This exercise should help you simplify your seeing into drawing. I found this pasted into a sketchbook of mine and wanted to share it with you.
The aim is to try to encourage you to think in tonal areas. My natural habit is to draw in a linear way; I think most of us do – we use line to follow form and contours, making outlines. Even if I’m drawing tonal areas I often use line to make the delineation.
Here’s the page in my sketchbook:
I used an image from a newspaper and I would recommend you try this first. Using an image that is already two dimensional will be easier to start off with. The image is already contained and you will find it simpler than trying to interpret from a real scene. You will need paper, or a sketchbook, and a soft pencil I used a 3B.
Look at the image carefully: you are looking to divide what you see into 4 tonal areas: a very dark (almost black), white, and 2 mid tone greys. Look for at least 30 seconds. Not just a passing glance but try to capture and hold the image in your mind.
Once you think you have the image in your mind, look to your page and draw as much as you can you can in just 30 seconds maximum. You can see my first image was linear in form. This is fine – it helps you adjust to the overall composition.
Next make 4 small boxes and create your 4 tones with pencil as you can see in the bottom left.

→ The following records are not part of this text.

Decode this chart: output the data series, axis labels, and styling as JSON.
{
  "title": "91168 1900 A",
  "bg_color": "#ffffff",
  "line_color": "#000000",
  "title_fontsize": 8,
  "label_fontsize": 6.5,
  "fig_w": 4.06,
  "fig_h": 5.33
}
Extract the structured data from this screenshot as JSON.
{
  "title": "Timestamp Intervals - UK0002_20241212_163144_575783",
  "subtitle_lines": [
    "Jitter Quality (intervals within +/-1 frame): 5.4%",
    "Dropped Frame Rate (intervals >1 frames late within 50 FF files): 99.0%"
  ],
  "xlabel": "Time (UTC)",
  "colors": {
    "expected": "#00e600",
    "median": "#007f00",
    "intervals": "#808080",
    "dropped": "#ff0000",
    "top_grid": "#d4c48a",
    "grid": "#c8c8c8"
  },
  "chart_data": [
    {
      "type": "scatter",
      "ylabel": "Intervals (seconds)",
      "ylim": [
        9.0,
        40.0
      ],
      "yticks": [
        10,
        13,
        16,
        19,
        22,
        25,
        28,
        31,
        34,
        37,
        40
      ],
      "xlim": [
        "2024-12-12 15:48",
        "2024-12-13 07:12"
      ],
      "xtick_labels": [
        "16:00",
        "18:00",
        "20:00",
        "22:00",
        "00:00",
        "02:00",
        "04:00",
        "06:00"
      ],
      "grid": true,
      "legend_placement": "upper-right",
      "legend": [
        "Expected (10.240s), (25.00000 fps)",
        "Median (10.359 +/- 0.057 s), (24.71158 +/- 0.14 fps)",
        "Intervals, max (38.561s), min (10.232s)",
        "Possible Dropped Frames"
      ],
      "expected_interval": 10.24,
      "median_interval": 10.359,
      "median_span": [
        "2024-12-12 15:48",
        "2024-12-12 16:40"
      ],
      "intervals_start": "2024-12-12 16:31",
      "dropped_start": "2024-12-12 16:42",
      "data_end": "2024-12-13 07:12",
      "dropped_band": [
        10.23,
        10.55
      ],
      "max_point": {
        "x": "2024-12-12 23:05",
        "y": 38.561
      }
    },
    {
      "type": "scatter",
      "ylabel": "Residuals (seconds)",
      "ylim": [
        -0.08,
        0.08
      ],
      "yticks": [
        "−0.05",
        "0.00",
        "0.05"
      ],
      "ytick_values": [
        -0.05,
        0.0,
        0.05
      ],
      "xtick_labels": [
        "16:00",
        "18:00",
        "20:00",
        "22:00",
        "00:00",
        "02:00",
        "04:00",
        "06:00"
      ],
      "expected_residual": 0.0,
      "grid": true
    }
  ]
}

Now you have made the 4 tonal areas look back towards the image with these in mind and decide which areas are which. Where are the real darkest areas? Which parts are going to be the highlights you leave white? How will you make the distinction between the mid tones? If you find it hard to decide then screwing up your eyes and squinting can help simplify what you are looking at.
Then look back to your page and from memory try to draw the image again, just using tones. You will see from my note that this took me one minute to draw. Spend up to 2 minutes but aim to work quickly – remember you are not looking for detail but a way to capture the overall tonal pattern of the image.
Improving your visual memory is a key skill in drawing; spend at least as long looking as drawing!
Have a go with a newspaper image first. Then try from real life. Good luck!